President Donald Trump talks about a payroll tax cut after markets plunged on Monday. (Photo: Stefani Reynolds/Bloomberg)

A day after the 7% dive in U.S. stock markets on Monday, the White House proposed policies that could address the growing negative economic impact of the spreading coronavirus and stocks rallied.

Major stock indexes gained 5% on Tuesday, offsetting much, though not all, of Monday’s big losses.

No decisions have been made yet on what stimulus plans to implement to offset the broad economic effects of the virus. The White House held a meeting with congressional Republicans on Tuesday and suggested a payroll tax cut, which was met with skepticism by Democrats and Republicans, as well as financial help for airlines, cruise lines and the hotel industry. 

(Related: Trump Asks for Payroll Tax Holiday Through Election: Report)

“With the Federal Reserve running out of options to help, the onus on lawmakers to provide fiscal stimulus — deficit-financed temporary tax cuts and government spending increases — is intensifying,” writes Mark Zandi, chief economist at Moody’s Analytics, in a new report.

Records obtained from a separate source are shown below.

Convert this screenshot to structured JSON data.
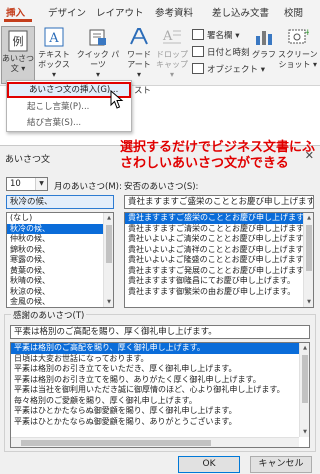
{
  "ribbon": {
    "tabs": [
      {
        "label": "挿入",
        "active": true
      },
      {
        "label": "デザイン"
      },
      {
        "label": "レイアウト"
      },
      {
        "label": "参考資料"
      },
      {
        "label": "差し込み文書"
      },
      {
        "label": "校閲"
      }
    ],
    "buttons": {
      "aisatsu": {
        "glyph": "例",
        "label": "あいさつ\n文 ▾"
      },
      "textbox": {
        "label": "テキスト\nボックス ▾"
      },
      "quickparts": {
        "label": "クイック パーツ\n▾"
      },
      "wordart": {
        "label": "ワード\nアート ▾"
      },
      "dropcap": {
        "label": "ドロップ\nキャップ ▾"
      },
      "graph": {
        "label": "グラフ"
      },
      "screenshot": {
        "label": "スクリーン\nショット ▾"
      }
    },
    "small": {
      "signature": "署名欄 ▾",
      "datetime": "日付と時刻",
      "object": "オブジェクト ▾"
    }
  },
  "menu": {
    "items": [
      {
        "label": "あいさつ文の挿入(G)...",
        "highlight": true
      },
      {
        "label": "起こし言葉(P)..."
      },
      {
        "label": "結び言葉(S)..."
      }
    ],
    "behind": "スト"
  },
  "callout": "選択するだけでビジネス文書にふさわしいあいさつ文ができる",
  "dialog": {
    "title": "あいさつ文",
    "close": "✕",
    "month_value": "10",
    "month_label": "月のあいさつ(M):",
    "anpi_label": "安否のあいさつ(S):",
    "season_input": "秋冷の候、",
    "anpi_input": "貴社ますますご盛栄のこととお慶び申し上げます。",
    "season_list": [
      "(なし)",
      "秋冷の候、",
      "仲秋の候、",
      "錦秋の候、",
      "寒露の候、",
      "黄葉の候、",
      "秋晴の候、",
      "秋涼の候、",
      "金風の候、"
    ],
    "season_selected": 1,
    "anpi_list": [
      "貴社ますますご盛栄のこととお慶び申し上げます。",
      "貴社ますますご清栄のこととお慶び申し上げます。",
      "貴社いよいよご清栄のこととお慶び申し上げます。",
      "貴社いよいよご清祥のこととお慶び申し上げます。",
      "貴社いよいよご隆盛のこととお慶び申し上げます。",
      "貴社ますますご発展のこととお慶び申し上げます。",
      "貴社ますます御隆昌にてお慶び申し上げます。",
      "貴社ますます御繁栄の由お慶び申し上げます。"
    ],
    "anpi_selected": 0,
    "thanks_label": "感謝のあいさつ(T)",
    "thanks_input": "平素は格別のご高配を賜り、厚く御礼申し上げます。",
    "thanks_list": [
      "平素は格別のご高配を賜り、厚く御礼申し上げます。",
      "日頃は大変お世話になっております。",
      "平素は格別のお引き立てをいただき、厚く御礼申し上げます。",
      "平素は格別のお引き立てを賜り、ありがたく厚く御礼申し上げます。",
      "平素は当社を御利用いただき誠に御厚情のほど、心より御礼申し上げます。",
      "毎々格別のご愛顧を賜り、厚く御礼申し上げます。",
      "平素はひとかたならぬ御愛顧を賜り、厚く御礼申し上げます。",
      "平素はひとかたならぬ御愛顧を賜り、ありがとうございます。"
    ],
    "thanks_selected": 0,
    "ok": "OK",
    "cancel": "キャンセル"
  }
}
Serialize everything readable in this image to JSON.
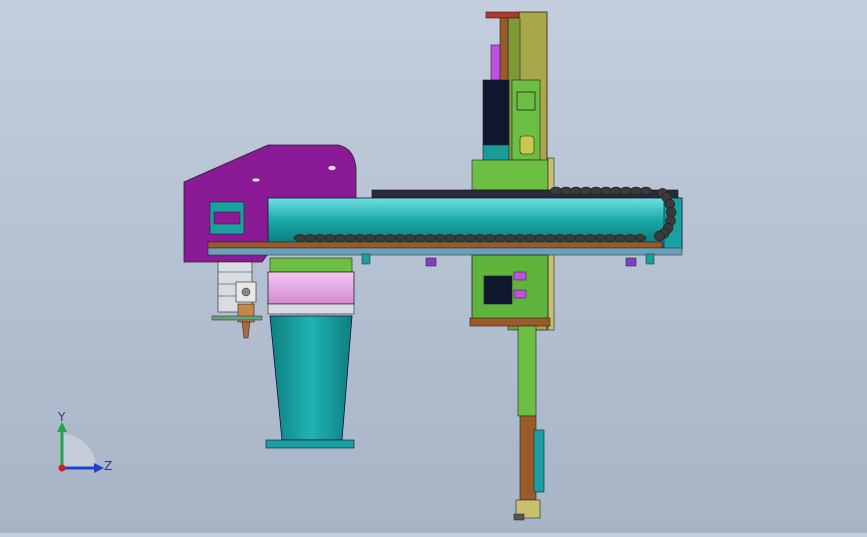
{
  "viewport": {
    "background_top": "#c3cedd",
    "background_bottom": "#a6b4c6"
  },
  "triad": {
    "y_label": "Y",
    "z_label": "Z",
    "y_color": "#22a34a",
    "z_color": "#2242c8",
    "x_color": "#d02020"
  },
  "colors": {
    "beam": "#15a3a3",
    "purple_plate": "#8a1a96",
    "green_plate": "#5fb53c",
    "olive_column": "#a8a84a",
    "brown_rail": "#9a5a2a",
    "pink_block": "#e0a0e0",
    "teal_stand": "#1aa0a0",
    "cable_chain": "#3a3a3a",
    "black_motor": "#101830"
  }
}
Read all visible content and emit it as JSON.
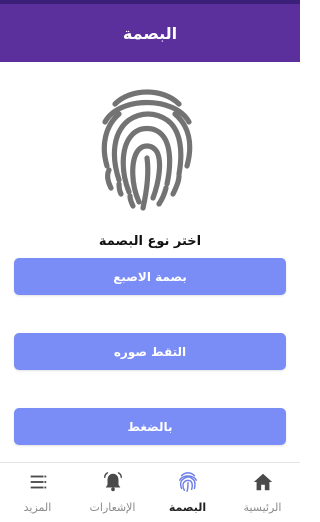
{
  "header": {
    "title": "البصمة"
  },
  "main": {
    "prompt": "اختر نوع البصمة",
    "buttons": [
      {
        "label": "بصمة الاصبع"
      },
      {
        "label": "التقط صوره"
      },
      {
        "label": "بالضغط"
      }
    ]
  },
  "bottom_nav": {
    "items": [
      {
        "label": "الرئيسية",
        "icon": "home-icon",
        "active": false
      },
      {
        "label": "البصمة",
        "icon": "fingerprint-icon",
        "active": true
      },
      {
        "label": "الإشعارات",
        "icon": "bell-icon",
        "active": false
      },
      {
        "label": "المزيد",
        "icon": "menu-icon",
        "active": false
      }
    ]
  },
  "colors": {
    "header": "#5b2f9c",
    "button": "#7a8cf5",
    "fingerprint": "#737373"
  }
}
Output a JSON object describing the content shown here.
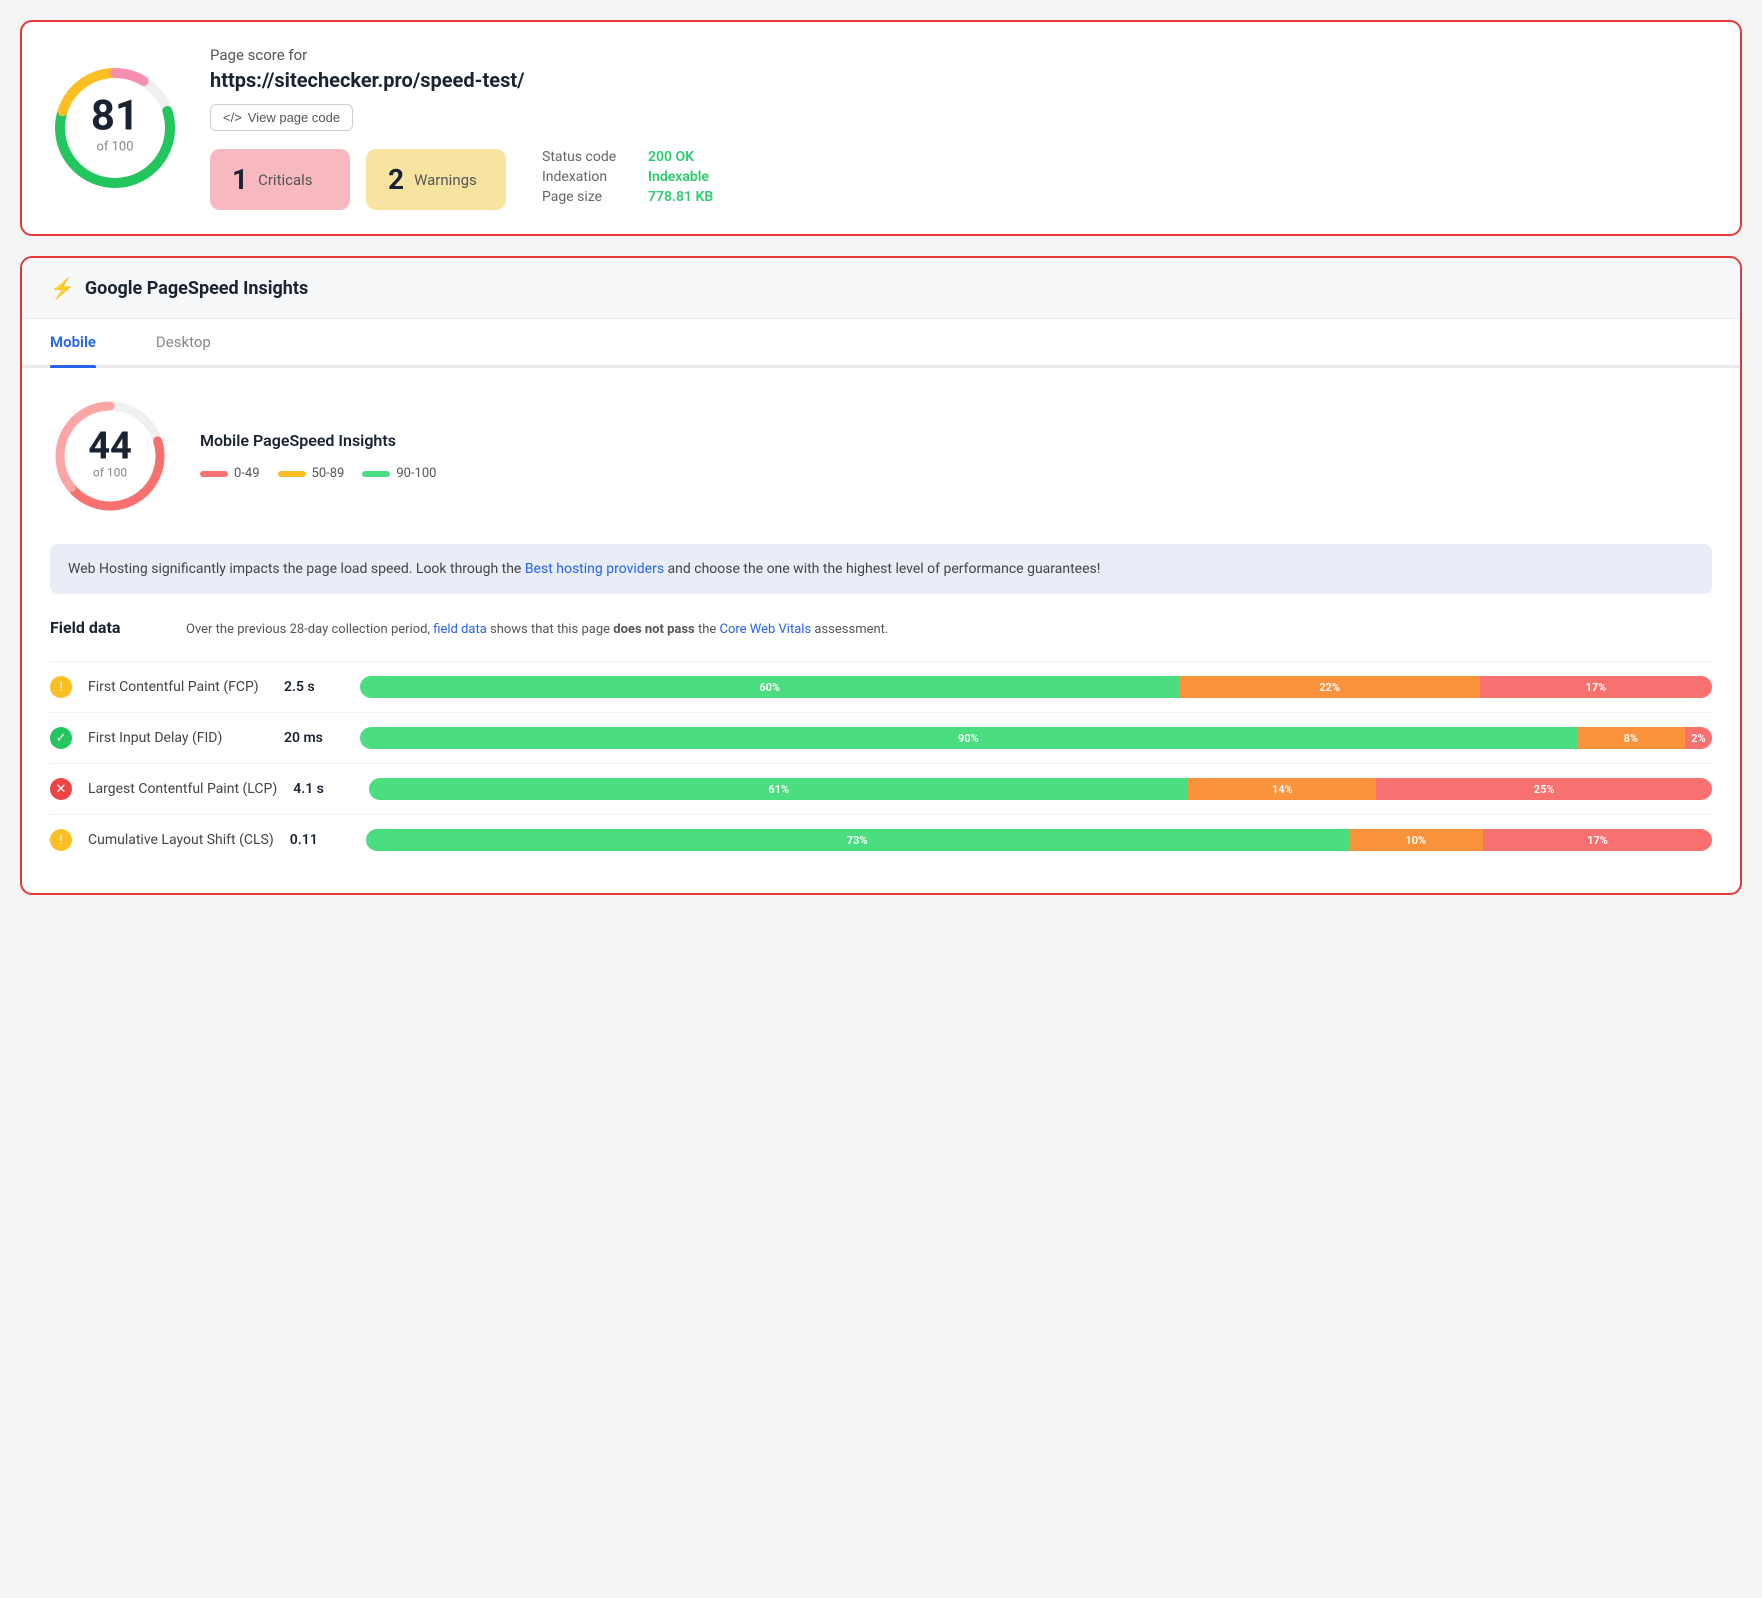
{
  "top_card": {
    "score": "81",
    "score_of": "of 100",
    "page_score_label": "Page score for",
    "page_url": "https://sitechecker.pro/speed-test/",
    "view_code_btn": "View page code",
    "criticals_count": "1",
    "criticals_label": "Criticals",
    "warnings_count": "2",
    "warnings_label": "Warnings",
    "status_code_label": "Status code",
    "status_code_value": "200 OK",
    "indexation_label": "Indexation",
    "indexation_value": "Indexable",
    "page_size_label": "Page size",
    "page_size_value": "778.81 KB"
  },
  "bottom_card": {
    "title": "Google PageSpeed Insights",
    "tabs": [
      {
        "label": "Mobile",
        "active": true
      },
      {
        "label": "Desktop",
        "active": false
      }
    ],
    "mobile_score": "44",
    "mobile_score_of": "of 100",
    "mobile_title": "Mobile PageSpeed Insights",
    "legend": [
      {
        "range": "0-49",
        "color": "#f87171"
      },
      {
        "range": "50-89",
        "color": "#fbbf24"
      },
      {
        "range": "90-100",
        "color": "#4ade80"
      }
    ],
    "info_box_text_1": "Web Hosting significantly impacts the page load speed. Look through the ",
    "info_box_link_text": "Best hosting providers",
    "info_box_text_2": " and choose the one with the highest level of performance guarantees!",
    "field_data_title": "Field data",
    "field_data_desc_1": "Over the previous 28-day collection period, ",
    "field_data_link": "field data",
    "field_data_desc_2": " shows that this page ",
    "field_data_bold": "does not pass",
    "field_data_desc_3": " the ",
    "field_data_link2": "Core Web Vitals",
    "field_data_desc_4": " assessment.",
    "metrics": [
      {
        "icon_type": "warning",
        "name": "First Contentful Paint (FCP)",
        "value": "2.5 s",
        "segments": [
          {
            "pct": 60,
            "label": "60%",
            "color": "green"
          },
          {
            "pct": 22,
            "label": "22%",
            "color": "orange"
          },
          {
            "pct": 17,
            "label": "17%",
            "color": "red"
          }
        ]
      },
      {
        "icon_type": "success",
        "name": "First Input Delay (FID)",
        "value": "20 ms",
        "segments": [
          {
            "pct": 90,
            "label": "90%",
            "color": "green"
          },
          {
            "pct": 8,
            "label": "8%",
            "color": "orange"
          },
          {
            "pct": 2,
            "label": "2%",
            "color": "red"
          }
        ]
      },
      {
        "icon_type": "error",
        "name": "Largest Contentful Paint (LCP)",
        "value": "4.1 s",
        "segments": [
          {
            "pct": 61,
            "label": "61%",
            "color": "green"
          },
          {
            "pct": 14,
            "label": "14%",
            "color": "orange"
          },
          {
            "pct": 25,
            "label": "25%",
            "color": "red"
          }
        ]
      },
      {
        "icon_type": "warning",
        "name": "Cumulative Layout Shift (CLS)",
        "value": "0.11",
        "segments": [
          {
            "pct": 73,
            "label": "73%",
            "color": "green"
          },
          {
            "pct": 10,
            "label": "10%",
            "color": "orange"
          },
          {
            "pct": 17,
            "label": "17%",
            "color": "red"
          }
        ]
      }
    ]
  }
}
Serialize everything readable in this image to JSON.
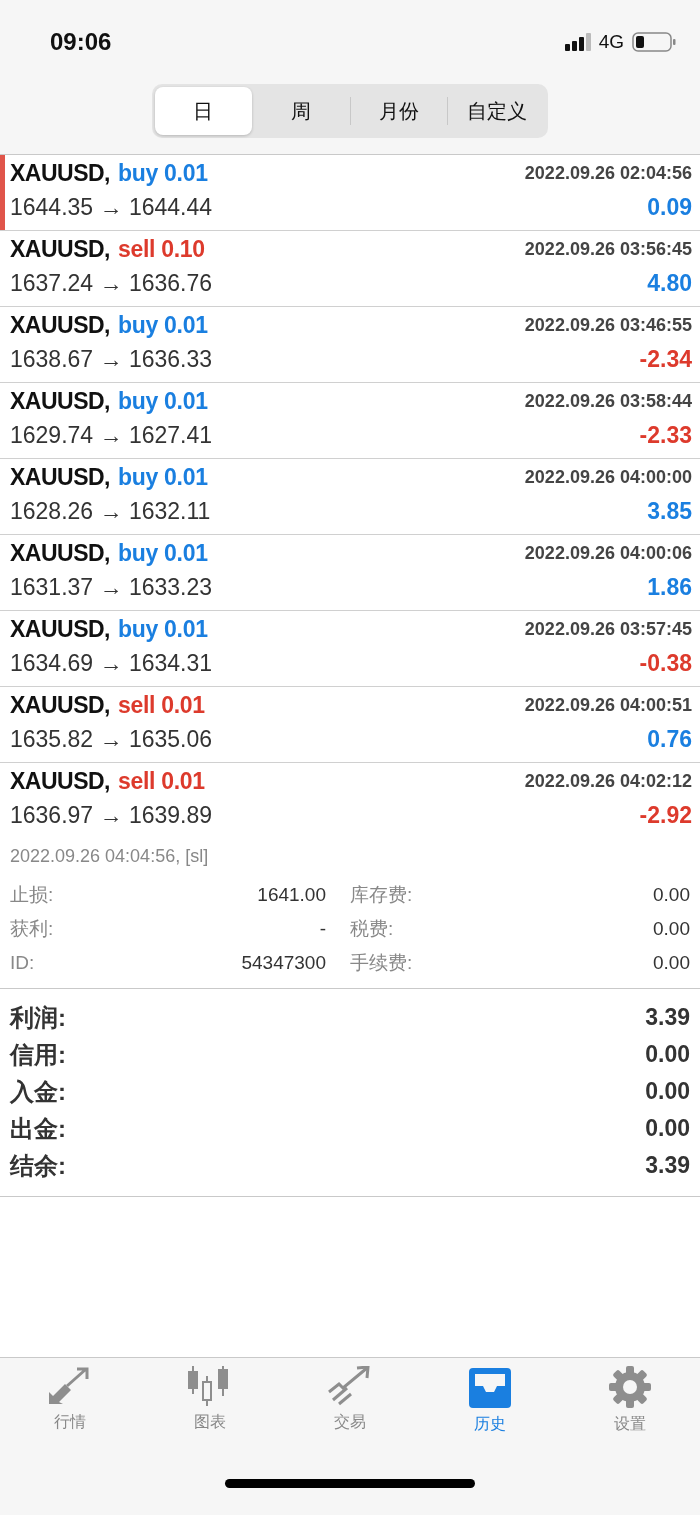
{
  "status_bar": {
    "time": "09:06",
    "network": "4G"
  },
  "period_tabs": [
    {
      "label": "日",
      "selected": true
    },
    {
      "label": "周",
      "selected": false
    },
    {
      "label": "月份",
      "selected": false
    },
    {
      "label": "自定义",
      "selected": false
    }
  ],
  "trades": [
    {
      "symbol": "XAUUSD,",
      "kind": "buy",
      "volume": "buy 0.01",
      "time": "2022.09.26 02:04:56",
      "prices": "1644.35 → 1644.44",
      "profit": "0.09",
      "negative": false,
      "selected": true,
      "expanded": false
    },
    {
      "symbol": "XAUUSD,",
      "kind": "sell",
      "volume": "sell 0.10",
      "time": "2022.09.26 03:56:45",
      "prices": "1637.24 → 1636.76",
      "profit": "4.80",
      "negative": false,
      "selected": false,
      "expanded": false
    },
    {
      "symbol": "XAUUSD,",
      "kind": "buy",
      "volume": "buy 0.01",
      "time": "2022.09.26 03:46:55",
      "prices": "1638.67 → 1636.33",
      "profit": "-2.34",
      "negative": true,
      "selected": false,
      "expanded": false
    },
    {
      "symbol": "XAUUSD,",
      "kind": "buy",
      "volume": "buy 0.01",
      "time": "2022.09.26 03:58:44",
      "prices": "1629.74 → 1627.41",
      "profit": "-2.33",
      "negative": true,
      "selected": false,
      "expanded": false
    },
    {
      "symbol": "XAUUSD,",
      "kind": "buy",
      "volume": "buy 0.01",
      "time": "2022.09.26 04:00:00",
      "prices": "1628.26 → 1632.11",
      "profit": "3.85",
      "negative": false,
      "selected": false,
      "expanded": false
    },
    {
      "symbol": "XAUUSD,",
      "kind": "buy",
      "volume": "buy 0.01",
      "time": "2022.09.26 04:00:06",
      "prices": "1631.37 → 1633.23",
      "profit": "1.86",
      "negative": false,
      "selected": false,
      "expanded": false
    },
    {
      "symbol": "XAUUSD,",
      "kind": "buy",
      "volume": "buy 0.01",
      "time": "2022.09.26 03:57:45",
      "prices": "1634.69 → 1634.31",
      "profit": "-0.38",
      "negative": true,
      "selected": false,
      "expanded": false
    },
    {
      "symbol": "XAUUSD,",
      "kind": "sell",
      "volume": "sell 0.01",
      "time": "2022.09.26 04:00:51",
      "prices": "1635.82 → 1635.06",
      "profit": "0.76",
      "negative": false,
      "selected": false,
      "expanded": false
    },
    {
      "symbol": "XAUUSD,",
      "kind": "sell",
      "volume": "sell 0.01",
      "time": "2022.09.26 04:02:12",
      "prices": "1636.97 → 1639.89",
      "profit": "-2.92",
      "negative": true,
      "selected": false,
      "expanded": true,
      "details": {
        "close_info": "2022.09.26 04:04:56, [sl]",
        "fields": [
          {
            "label": "止损:",
            "value": "1641.00"
          },
          {
            "label": "库存费:",
            "value": "0.00"
          },
          {
            "label": "获利:",
            "value": "-"
          },
          {
            "label": "税费:",
            "value": "0.00"
          },
          {
            "label": "ID:",
            "value": "54347300"
          },
          {
            "label": "手续费:",
            "value": "0.00"
          }
        ]
      }
    }
  ],
  "summary": [
    {
      "label": "利润:",
      "value": "3.39"
    },
    {
      "label": "信用:",
      "value": "0.00"
    },
    {
      "label": "入金:",
      "value": "0.00"
    },
    {
      "label": "出金:",
      "value": "0.00"
    },
    {
      "label": "结余:",
      "value": "3.39"
    }
  ],
  "bottom_tabs": [
    {
      "label": "行情",
      "kind": "quotes",
      "selected": false
    },
    {
      "label": "图表",
      "kind": "chart",
      "selected": false
    },
    {
      "label": "交易",
      "kind": "trade",
      "selected": false
    },
    {
      "label": "历史",
      "kind": "history",
      "selected": true
    },
    {
      "label": "设置",
      "kind": "settings",
      "selected": false
    }
  ]
}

Zandi is not opposed to a payroll tax holiday, and he supports tax rebate checks and expanded unemployment insurance benefits, more funding for the food stamp program, and easier loan terms and loan guarantees for small businesses via the Small Business Administration and the Export-Import Bank.

“The $8.5 billion emergency spending package passed at the beginning of March to pay for the costs of responding to the crisis is just a start,” writes Zandi. “Most immediately, the federal government must provide financial support to those Americans who get sick, need to care for those that do, and cannot work because their job sites are disrupted or their children are unable to go to school and daycare.”

With that in mind, Zandi recommends that lawmakers provide funds to pay medical costs related to the virus, including funds to pay for a coronavirus vaccine when it becomes available. “Without this government support, confidence is almost sure to flag further and a recession inevitable,” he says. “Even with this support, the economy may suffer a downturn, and additional tried-and-true fiscal stimulus measures will be needed to ensure the downturn is short-lived and less severe.”

BlackRock recommends a “decisive, preemptive and coordinated policy response” between monetary and fiscal authorities “to avoid a raft of financial failures at the grassroots level due to demand shortfalls, production disruptions or payment delays that can all lead to cash flow squeezes.” 

The first step, says BlackRock, is financial support for “frontline public health agencies.” BlackRock also recommends “a comprehensive global response” that includes:

  • Generous sick pay support and short-time work schemes to stabilize incomes and limit job losses
  • Suspension of tax collections and Social Security contributions from companies to provide temporary cash flow relief and help the self-employed while accelerating government bill payments to the private sector. Cash grants from local governments and natural disaster relief from federal agencies could also be included.
  • Preparation by monetary authorities to deploy direct and targeted liquidity support, including the expansion of funding-for-lending facilities specifically earmarked for companies harmed by the virus outbreak. Government guarantees to help cover bank lending at preferential rates to provide additional working capital for companies can also help.

“Policy action now would help avoid opening the door to more radical ideas and uncontrolled fiscal spending,” according to BlackRock.

Time is of the essence. The director of the Centers for Disease Control and Prevention, Robert Redfield, told a congressional hearing Tuesday that full containment of the virus in the U.S. is no longer possible and the focus now is mitigation blended with containment.

Redfield said the U.S.’ failure to quickly roll out tests for the virus had impeded the early efforts to contain it.